Os coordenadores de cada um dos
núcleos, mais de uma dezena, também se reúnem com frequência; o MUST,
Movimento Urbano Sem Teto, mobiliza as famílias fazendo contatos,
angariando apoios e recursos, orientando a luta, com soldados que são
também pedreiros, mecânicos, metalúrgicos, manicures, pais e mães de
filhos ali nascidos. Frente a escusos interesses privados, que insistem
na reintegração de posse para fazer valer o direito supremo da
propriedade, as ruas largas vêem surgir as barricadas, que prometem
resistir.
Cena 2
No domingo, dia 22 de
janeiro, uma parte da equipe da Usina estava numa assembléia com o
movimento de moradia em Suzano, onde desenvolvemos dois projetos
habitacionais com autogestão, quando recebemos a notícia que a
reintegração de posse do Pinheirinho começara a ser executada naquela
madrugada. Chegando a São José dos Campos, nos deparamos com um cenário
bem diferente do Pinheirinho que conhecíamos. No céu, helicópteros
mantêm a área sob vigia enquanto na avenida da ocupação um forte
esquema militar bloqueia todos os seus acessos. Sob o olhar vazio de
dezenas de policiais, uma família sai do terreno em direção à cidade.
Uma mulher chora e carrega um saco de lixo nas costas, com os pertences
que conseguiu juntar. Em direção à entrada principal, aumentava o
número de policiais, ambulâncias, carros de bombeiros, camburões e
avistava-se a tropa de choque. Começamos a escutar uma série de
notícias alarmantes, inclusive de pessoas desaparecidas e mortas.
Policiais invadem casas da vizinhança, como se buscassem pessoas
específicas.
Mais à frente, chegamos a uma praça cercada por
grades com grandes tendas brancas onde centenas de pessoas se
amontoavam num lamaçal cheirando a estrume. Os ânimos estão exaltados.
De repente, uma grande gritaria. Crescente. Forte. A reintegração
parecia ter sido cancelada. Muitos começam a correr em direção à saída
para tentar voltar para suas casas. Uma comemoração passageira.
Confusão, mais tiros. Apesar da gritante desproporção de forças, jovens
desesperados extravasam sua revolta arremessando objetos e pedras na
direção dos policiais, que respondem com tiros de balas de borracha e
bombas de efeito moral. A reintegração continua.
Famílias se
enfileiram para conseguir cadastro, assistência social, abrigo, comida.

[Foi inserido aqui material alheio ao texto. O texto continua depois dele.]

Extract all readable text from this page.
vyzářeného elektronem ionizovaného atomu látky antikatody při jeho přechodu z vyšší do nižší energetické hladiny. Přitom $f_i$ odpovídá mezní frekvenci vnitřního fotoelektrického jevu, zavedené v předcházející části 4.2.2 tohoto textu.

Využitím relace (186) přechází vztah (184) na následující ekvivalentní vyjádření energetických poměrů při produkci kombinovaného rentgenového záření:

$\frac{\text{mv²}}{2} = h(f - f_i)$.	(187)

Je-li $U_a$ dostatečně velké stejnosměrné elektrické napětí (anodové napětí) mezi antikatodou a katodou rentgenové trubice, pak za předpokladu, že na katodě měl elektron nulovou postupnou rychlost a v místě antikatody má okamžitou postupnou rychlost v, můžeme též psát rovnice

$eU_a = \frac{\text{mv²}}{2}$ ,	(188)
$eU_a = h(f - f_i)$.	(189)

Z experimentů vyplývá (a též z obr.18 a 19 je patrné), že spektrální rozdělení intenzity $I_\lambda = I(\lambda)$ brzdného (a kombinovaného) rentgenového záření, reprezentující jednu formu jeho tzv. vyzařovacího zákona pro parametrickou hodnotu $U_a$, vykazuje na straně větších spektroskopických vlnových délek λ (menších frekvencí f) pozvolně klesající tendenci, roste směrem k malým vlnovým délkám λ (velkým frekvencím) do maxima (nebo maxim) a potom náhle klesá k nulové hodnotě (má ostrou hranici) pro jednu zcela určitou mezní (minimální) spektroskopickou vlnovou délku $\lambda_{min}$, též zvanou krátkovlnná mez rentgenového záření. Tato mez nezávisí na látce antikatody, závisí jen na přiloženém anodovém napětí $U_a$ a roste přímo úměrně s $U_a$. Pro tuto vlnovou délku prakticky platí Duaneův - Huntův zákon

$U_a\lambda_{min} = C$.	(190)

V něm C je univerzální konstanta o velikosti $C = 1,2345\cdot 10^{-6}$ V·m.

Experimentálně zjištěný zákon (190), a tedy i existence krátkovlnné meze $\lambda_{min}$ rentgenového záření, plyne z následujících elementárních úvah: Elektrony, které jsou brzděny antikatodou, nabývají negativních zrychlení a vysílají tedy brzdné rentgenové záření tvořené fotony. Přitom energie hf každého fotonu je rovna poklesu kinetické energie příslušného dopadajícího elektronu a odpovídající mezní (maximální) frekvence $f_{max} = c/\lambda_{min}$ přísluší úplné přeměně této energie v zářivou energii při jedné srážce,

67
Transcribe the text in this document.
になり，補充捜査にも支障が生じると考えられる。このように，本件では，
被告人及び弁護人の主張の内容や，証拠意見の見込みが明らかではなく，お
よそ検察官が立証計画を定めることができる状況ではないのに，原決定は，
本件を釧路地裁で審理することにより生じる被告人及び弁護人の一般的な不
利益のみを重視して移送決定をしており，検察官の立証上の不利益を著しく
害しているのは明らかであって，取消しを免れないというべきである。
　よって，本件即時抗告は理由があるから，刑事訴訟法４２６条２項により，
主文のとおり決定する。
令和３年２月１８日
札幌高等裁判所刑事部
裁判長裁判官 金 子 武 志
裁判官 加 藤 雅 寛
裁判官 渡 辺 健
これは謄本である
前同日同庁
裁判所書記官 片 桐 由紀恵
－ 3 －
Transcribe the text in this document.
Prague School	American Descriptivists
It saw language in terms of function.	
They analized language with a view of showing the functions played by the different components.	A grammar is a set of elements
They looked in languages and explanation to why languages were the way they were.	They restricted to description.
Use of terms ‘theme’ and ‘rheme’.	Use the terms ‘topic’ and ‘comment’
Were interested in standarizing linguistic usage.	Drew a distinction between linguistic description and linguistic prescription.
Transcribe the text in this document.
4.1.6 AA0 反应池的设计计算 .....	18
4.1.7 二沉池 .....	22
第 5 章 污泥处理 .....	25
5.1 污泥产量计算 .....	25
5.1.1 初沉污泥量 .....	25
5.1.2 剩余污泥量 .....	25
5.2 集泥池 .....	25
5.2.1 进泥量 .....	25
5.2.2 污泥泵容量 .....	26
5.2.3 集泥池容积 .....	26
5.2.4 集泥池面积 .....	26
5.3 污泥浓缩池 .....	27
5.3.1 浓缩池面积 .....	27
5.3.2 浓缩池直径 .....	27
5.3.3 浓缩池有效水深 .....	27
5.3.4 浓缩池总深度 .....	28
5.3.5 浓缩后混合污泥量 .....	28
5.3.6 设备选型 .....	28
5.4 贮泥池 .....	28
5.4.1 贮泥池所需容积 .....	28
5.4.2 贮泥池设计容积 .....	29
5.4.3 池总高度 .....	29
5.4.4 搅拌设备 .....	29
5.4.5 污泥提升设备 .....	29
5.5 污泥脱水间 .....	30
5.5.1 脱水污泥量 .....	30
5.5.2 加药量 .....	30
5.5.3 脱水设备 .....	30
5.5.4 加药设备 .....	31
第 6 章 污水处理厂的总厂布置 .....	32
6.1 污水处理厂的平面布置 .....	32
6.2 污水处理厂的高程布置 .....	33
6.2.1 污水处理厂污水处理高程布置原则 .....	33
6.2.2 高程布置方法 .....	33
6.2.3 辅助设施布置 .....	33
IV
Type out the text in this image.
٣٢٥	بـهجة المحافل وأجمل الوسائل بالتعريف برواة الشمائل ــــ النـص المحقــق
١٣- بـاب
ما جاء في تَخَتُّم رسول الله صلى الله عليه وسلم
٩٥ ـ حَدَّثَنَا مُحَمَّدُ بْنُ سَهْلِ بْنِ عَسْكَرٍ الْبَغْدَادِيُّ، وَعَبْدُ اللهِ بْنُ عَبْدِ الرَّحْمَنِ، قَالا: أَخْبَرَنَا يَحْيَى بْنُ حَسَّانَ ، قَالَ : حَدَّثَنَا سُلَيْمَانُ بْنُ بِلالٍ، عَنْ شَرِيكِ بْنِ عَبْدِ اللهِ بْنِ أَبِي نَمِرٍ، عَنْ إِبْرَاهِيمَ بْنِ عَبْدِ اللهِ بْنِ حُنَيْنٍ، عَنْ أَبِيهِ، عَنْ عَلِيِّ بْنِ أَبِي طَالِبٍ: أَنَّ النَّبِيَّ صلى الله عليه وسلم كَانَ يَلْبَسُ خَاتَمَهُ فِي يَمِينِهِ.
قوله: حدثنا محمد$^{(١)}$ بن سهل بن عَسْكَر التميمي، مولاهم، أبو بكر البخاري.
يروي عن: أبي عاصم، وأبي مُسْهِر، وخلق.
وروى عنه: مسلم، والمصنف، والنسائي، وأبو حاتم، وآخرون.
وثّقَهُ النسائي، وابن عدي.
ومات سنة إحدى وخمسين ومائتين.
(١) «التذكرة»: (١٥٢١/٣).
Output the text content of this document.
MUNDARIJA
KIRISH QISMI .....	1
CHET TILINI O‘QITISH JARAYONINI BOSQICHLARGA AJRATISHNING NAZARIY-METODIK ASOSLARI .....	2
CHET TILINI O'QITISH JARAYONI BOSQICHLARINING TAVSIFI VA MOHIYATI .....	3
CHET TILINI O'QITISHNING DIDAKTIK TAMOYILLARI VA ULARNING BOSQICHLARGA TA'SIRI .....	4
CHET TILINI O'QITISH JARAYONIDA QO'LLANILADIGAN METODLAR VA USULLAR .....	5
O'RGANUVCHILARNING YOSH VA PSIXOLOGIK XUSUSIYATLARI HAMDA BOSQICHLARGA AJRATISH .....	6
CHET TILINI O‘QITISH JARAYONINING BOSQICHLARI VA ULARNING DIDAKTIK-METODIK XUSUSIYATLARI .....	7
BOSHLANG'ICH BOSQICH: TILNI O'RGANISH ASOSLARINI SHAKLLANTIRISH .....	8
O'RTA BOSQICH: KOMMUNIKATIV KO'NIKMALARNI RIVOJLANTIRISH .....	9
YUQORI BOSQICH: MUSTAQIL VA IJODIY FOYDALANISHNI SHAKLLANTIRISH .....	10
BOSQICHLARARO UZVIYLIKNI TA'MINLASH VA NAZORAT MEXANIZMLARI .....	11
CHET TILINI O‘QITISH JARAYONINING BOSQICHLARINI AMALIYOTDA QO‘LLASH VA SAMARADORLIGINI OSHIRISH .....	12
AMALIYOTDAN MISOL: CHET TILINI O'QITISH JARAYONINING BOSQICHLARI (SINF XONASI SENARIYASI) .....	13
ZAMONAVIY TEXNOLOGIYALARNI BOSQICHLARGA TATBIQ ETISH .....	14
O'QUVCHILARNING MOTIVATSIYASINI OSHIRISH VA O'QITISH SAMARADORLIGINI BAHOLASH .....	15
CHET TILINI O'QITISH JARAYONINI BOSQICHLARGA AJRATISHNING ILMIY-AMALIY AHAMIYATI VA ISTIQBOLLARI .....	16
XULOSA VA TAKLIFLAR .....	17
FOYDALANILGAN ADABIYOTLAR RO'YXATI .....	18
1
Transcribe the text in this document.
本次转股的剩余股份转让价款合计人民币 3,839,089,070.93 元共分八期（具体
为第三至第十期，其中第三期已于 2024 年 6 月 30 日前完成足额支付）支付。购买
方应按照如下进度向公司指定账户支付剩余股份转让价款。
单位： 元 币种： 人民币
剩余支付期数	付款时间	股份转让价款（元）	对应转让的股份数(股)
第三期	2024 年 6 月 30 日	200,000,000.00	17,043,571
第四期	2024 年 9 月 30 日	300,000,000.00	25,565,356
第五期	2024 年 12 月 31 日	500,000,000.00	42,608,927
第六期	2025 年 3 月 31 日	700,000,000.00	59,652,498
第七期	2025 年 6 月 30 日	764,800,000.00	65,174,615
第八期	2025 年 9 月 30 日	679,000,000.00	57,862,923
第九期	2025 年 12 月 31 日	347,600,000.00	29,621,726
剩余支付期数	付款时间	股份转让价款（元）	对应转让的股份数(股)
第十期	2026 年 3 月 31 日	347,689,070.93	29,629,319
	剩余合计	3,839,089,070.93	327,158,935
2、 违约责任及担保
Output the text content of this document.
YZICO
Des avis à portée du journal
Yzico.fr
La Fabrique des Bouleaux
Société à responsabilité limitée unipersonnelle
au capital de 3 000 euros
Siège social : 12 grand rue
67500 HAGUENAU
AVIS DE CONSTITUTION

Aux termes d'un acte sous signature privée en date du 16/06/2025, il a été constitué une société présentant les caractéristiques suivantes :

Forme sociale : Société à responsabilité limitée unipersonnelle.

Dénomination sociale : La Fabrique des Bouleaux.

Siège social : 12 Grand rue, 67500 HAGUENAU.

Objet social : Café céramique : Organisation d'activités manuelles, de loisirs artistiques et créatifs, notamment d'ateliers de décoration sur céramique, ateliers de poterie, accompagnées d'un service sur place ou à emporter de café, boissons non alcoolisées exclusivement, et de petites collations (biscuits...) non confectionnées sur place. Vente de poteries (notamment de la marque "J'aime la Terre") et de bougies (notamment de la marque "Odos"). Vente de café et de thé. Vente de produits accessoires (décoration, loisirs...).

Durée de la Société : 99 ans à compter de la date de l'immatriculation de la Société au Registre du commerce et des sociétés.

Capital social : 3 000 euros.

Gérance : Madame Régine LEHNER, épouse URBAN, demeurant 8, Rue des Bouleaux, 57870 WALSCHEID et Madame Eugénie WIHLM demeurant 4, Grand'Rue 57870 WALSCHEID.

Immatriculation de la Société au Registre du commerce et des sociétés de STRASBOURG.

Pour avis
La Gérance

São oferecidas passagens para os que quiserem retornar a sua terra de
origem. Chamam o espaço de Triagem. Adquirem senhas. Pulseiras de
identificação. Viram números.
Por quê?
Baixando
a nuvem de poeira e gás lacrimogênio da reintegração de posse, além das
mobilizações para reverter parcialmente essa injustiça flagrante e
punir responsáveis, ainda é preciso um esforço coletivo para encontrar
explicações para o tamanho da violência que ali ocorreu e as causas da
incapacidade da sociedade brasileira, de seus governantes e suas
avançadas leis de Reforma Urbana e Direitos Humanos em alcançar uma
solução para aquele caso. Não parece razoável que no Brasil atual -
onde não faltam recursos para política habitacional e desenvolvimento
urbano, em que sobram instrumentos legais para fazer cumprir a função
social da propriedade, promover a regularização fundiária, garantir o
direito à moradia e a segurança na posse, além de saber projetual
acumulado para urbanizar áreas ocupadas informalmente - a questão
social volte a ser tratada como caso de polícia. Parece ter sido um
raio das forças do atraso no céu azul do Brasil "Lulista": um país em
crescimento e sem perdedores à vista. A grita do PT diante da injustiça
dá a entender que se trata de mais um capítulo da criminalização da
questão social pelo PSDB. Mas os anos de existência do Ministério das
Cidades não foram suficientes para encontrar uma solução negociada para
o Pinheirinho e sua tragédia anunciada. Aliás, são centenas de despejos
que estão ocorrendo no Brasil em nome dos grandes eventos esportivos
patrocinados pelo governo federal. Se o Brasil ganha prêmios em sua
"tecnologia social" de gestão da pobreza e urbanização de favelas,
também é campeão na tecnologia de remoções forçadas sem solução
planejada e negociada - lado negativo que é decorrência do falso
positivo: a gestão premiada dos bolsões de pobreza, ao invés de
políticas públicas plenas. Voltemos brevemente ao Pinheirinho antes do
despejo.
Recuo
O terreno fora ocupado em
2004, por trabalhadores de diversas origens, parte proveniente da
reestruturação produtiva e privatização da Embraer e suas empresas
prestadoras de serviço. De outro lado, a propriedade do imenso terreno
no bairro Campo dos Alemães era da Selecta, uma holding do
mega-especulador Naji Nahas, que nos anos 1980 introduziu novos
mecanismos de alavancagem artificial de preços de ações na Bolsa do Rio
e a fez quebrar em 1989. Condenado a 24 anos de prisão e depois
absolvido, Nahas associou-se posteriormente ao golden boy das
privatizações tucanas, Daniel Dantas e, segundo a investigação da
Operação Satiagraha, era responsável tanto por manter uma rede de
influência junto a grandes investidores quanto por lavar dinheiro por
meio de empresas off-shore como a Selecta, sediada nas Ilhas Cayman.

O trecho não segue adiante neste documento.